The second chapter analyzes features of the Xiongnu elite burial sites, including coffins and auxiliary items. It is stressed that the large-scale earthworks performed to build these structures and the large depth of the burial pits is evidence that the builders must have had the necessary experience and tools. The engineering support of these projects was likely provided by Chinese specialists, many of whom were present at chányú headquarters and, in general, on the Xiongnu territory. The burial sites of the Xiongnu chányús and their close associates, which were constructed in the Steppe at the crossroads of ages, bear resemblance to those of Qin and early Han nobility. However, compared with the latter, even the largest Xiongnu mounds are only minor structures, which could strike the imagination of nomads only, not the Chinese, who had already created the Qin Shi Huang burial complex, Mawangdui mausoleums, tombs of the Han emperors, etc.
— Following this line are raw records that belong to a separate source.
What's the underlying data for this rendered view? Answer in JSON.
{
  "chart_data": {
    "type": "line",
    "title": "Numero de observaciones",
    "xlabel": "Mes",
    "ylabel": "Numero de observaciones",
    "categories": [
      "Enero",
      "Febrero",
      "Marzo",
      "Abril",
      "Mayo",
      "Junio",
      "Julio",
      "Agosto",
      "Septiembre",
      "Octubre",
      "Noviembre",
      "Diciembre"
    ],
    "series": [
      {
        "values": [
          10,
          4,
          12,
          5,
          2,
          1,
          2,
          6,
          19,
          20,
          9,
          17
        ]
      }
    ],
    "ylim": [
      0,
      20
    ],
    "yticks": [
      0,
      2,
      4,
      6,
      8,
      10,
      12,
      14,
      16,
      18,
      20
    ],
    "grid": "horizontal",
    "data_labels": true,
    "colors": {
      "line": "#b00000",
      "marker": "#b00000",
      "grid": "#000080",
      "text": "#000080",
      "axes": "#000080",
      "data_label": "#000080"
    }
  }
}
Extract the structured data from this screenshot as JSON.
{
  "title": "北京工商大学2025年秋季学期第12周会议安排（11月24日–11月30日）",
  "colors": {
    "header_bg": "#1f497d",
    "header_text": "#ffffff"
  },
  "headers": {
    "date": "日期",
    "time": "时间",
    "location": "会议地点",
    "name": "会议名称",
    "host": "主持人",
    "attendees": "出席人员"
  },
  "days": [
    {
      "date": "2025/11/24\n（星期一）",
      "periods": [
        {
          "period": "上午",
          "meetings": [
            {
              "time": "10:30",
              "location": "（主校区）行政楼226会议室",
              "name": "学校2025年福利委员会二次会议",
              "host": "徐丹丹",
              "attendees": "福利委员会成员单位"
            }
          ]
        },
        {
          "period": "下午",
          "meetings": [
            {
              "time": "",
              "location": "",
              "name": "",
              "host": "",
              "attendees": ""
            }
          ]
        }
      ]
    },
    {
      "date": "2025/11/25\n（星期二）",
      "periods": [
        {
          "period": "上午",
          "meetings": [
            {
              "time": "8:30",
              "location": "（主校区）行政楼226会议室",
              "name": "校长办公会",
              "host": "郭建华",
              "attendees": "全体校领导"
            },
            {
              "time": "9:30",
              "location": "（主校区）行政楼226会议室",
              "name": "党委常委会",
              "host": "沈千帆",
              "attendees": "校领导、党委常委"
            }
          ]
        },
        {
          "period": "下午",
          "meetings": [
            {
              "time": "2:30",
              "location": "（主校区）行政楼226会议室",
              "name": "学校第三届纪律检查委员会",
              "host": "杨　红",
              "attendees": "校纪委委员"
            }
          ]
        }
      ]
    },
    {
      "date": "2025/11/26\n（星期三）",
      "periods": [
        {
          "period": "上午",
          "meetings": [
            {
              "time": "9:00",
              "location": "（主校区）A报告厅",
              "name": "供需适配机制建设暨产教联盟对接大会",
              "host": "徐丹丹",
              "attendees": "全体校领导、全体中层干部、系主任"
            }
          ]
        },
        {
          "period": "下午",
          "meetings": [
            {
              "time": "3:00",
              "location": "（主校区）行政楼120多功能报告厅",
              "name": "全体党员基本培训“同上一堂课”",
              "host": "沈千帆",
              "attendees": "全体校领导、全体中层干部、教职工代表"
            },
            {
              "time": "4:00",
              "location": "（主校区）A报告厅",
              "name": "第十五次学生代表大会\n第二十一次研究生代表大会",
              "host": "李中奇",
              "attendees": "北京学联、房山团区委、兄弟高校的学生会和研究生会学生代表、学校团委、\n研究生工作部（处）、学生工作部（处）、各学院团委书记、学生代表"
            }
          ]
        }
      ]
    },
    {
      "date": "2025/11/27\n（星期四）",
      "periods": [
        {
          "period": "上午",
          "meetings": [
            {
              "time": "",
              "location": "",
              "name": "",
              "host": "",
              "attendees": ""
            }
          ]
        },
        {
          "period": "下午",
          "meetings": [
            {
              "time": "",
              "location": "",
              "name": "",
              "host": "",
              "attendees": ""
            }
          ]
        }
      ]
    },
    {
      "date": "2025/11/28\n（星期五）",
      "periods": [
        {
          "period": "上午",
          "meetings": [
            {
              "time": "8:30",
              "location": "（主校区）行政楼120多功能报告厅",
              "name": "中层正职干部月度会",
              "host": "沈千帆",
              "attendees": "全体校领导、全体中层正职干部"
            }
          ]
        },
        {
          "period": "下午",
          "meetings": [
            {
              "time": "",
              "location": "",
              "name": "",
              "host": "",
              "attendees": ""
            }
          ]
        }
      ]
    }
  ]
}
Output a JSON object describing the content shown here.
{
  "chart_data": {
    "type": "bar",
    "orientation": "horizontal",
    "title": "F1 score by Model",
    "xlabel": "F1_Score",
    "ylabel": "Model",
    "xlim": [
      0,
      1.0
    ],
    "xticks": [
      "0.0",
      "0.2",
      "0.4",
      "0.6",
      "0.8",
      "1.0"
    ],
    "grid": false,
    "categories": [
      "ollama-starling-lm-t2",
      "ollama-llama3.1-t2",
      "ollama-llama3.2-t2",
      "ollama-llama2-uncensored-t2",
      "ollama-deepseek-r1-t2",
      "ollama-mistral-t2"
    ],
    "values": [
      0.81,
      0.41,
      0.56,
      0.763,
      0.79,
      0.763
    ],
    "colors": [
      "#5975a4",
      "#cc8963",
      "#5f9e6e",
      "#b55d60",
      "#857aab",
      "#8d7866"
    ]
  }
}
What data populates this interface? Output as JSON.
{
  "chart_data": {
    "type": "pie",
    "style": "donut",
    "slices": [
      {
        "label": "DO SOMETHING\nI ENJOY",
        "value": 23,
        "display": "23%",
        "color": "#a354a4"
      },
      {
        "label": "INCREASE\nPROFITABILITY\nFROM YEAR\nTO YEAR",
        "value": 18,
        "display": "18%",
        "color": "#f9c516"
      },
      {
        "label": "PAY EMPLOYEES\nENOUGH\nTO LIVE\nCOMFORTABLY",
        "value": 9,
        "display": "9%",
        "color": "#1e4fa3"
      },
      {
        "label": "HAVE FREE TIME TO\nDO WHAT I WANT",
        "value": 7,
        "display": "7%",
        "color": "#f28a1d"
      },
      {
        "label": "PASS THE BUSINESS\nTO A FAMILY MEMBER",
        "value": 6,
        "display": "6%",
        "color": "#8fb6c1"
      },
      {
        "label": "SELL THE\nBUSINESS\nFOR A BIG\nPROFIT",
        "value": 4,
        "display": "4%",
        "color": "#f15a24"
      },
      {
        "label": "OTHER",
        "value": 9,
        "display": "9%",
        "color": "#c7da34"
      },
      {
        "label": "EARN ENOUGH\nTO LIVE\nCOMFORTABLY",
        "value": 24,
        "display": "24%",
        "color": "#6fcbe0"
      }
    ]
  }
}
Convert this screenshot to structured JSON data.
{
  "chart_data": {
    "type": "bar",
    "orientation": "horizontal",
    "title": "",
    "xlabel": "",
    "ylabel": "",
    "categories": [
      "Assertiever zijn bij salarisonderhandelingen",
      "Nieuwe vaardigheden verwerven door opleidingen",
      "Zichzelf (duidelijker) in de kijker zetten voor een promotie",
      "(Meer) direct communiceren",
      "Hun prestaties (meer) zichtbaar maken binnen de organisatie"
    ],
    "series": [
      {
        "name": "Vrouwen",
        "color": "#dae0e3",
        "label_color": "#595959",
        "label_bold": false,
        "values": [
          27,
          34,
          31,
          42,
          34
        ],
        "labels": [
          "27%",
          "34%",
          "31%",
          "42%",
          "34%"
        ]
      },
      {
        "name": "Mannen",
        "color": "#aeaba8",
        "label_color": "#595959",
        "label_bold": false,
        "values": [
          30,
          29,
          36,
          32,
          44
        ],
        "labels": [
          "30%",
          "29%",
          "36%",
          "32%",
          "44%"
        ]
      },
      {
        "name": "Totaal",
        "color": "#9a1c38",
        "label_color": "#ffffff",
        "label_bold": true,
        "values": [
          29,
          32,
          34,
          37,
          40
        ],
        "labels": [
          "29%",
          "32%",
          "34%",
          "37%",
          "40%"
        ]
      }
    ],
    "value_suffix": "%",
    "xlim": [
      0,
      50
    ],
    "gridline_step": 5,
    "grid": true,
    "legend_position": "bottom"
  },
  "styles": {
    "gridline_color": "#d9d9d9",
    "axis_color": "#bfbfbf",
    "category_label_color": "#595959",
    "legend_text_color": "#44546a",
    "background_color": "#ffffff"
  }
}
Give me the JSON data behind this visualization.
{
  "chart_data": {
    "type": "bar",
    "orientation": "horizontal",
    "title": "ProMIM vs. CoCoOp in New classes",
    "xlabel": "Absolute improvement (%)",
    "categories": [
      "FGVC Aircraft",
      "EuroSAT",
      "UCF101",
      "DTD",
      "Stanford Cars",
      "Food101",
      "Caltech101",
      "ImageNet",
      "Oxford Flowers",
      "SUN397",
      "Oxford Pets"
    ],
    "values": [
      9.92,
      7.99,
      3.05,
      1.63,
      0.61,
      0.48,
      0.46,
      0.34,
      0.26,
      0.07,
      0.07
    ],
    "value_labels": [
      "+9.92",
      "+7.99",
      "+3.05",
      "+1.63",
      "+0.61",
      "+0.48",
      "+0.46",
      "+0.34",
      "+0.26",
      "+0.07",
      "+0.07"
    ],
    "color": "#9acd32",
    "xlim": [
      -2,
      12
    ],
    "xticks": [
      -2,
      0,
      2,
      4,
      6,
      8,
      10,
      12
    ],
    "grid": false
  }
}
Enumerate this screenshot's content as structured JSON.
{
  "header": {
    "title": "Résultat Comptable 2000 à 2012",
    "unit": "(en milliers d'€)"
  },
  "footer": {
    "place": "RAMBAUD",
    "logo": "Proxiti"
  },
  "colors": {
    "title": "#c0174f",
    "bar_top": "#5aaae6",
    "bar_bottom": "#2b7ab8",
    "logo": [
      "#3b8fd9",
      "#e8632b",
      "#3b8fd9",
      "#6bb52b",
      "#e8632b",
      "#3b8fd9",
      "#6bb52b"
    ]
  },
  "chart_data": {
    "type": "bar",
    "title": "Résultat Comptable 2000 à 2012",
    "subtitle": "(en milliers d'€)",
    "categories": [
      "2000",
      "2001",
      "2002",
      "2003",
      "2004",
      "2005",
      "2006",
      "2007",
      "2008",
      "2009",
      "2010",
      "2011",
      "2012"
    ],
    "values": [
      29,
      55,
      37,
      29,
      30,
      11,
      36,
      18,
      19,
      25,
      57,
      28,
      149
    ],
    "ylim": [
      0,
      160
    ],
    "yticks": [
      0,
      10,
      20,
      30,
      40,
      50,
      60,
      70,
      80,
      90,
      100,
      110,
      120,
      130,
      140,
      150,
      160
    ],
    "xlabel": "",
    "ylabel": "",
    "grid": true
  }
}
In other words, it is only in relative terms that the demonstration Xiongnu graves can be considered luxurious. Xiongnu’s resources for mound building were negligible compared with those available to Han. The burial complexes of the Xiongnu chányús and their associates are the most visual manifestation of the unbridgeable gap separating the two civilizations at the time of their greatest power and opposition.
The third chapter is dedicated to the description and analysis of the auxiliary items. The objects from the Xiongnu burial complexes at Noin-Ula will be analyzed in the second part of the book, which is dedicated to the results of the related interdisciplinary studies. The third chapter provides a detailed description of the chariot and horse harness items including wooden fragments of saddles, metal ornaments of horse harness, and braids that proved to be associated with the horse harness; lacquer tableware and other lacquer items, jade articles, and personal items (gold jewelry, beads, tortoise studs, bronze and silver ornaments for clothing, and a mirror). It is noted in the conclusions section that all the objects found in the mounds were mostly gifts of the imperial court. This is evidence of a high status of the people buried in the large Noin-Ula mounds, suggesting that these people were closest associates of chányús.
The fourth chapter describes and analyzes one of the most remarkable objects discovered at Noin-Ula: the embroidered woolen curtain that was found in mound 31. Information is provided about the conditions and exact location where the textile was found and on the degree of preservation of the item. A description is given for the fabric and the characters and plot embroidered on the several surviving curtain clothes. The author concludes that the fabric used as a base for the embroidery was likely of Syrian origin and was designed for tunics. The fabric was likely sewn in curtain clothes and embroidered in the north-western India, and the plot and characters imaged in the embroidery might reflect the culture and religion of the Indo-Scythians (Sakas) and Indo-Parthians. The item dates back to the time when the Greek Bactria had already been defeated by the Yuezhi and the Kushan Empire had not yet arisen.
The book is illustrated with many original photographs reflecting the works at the burial sites and serving as an important source of independent information. The illustrations are also designed to reflect, as fully as possible, all the categories of findings.
The excavations carried out by the Russian–Mongolian expedition in 2009—2012 were supported by the Russian Science Foundations (the Russian Foundation for Basic Research and Russian Foundation for Humanities), Gerda Henkel Foundation (Germany), and Siberian Branch of the Russian Academy of Sciences.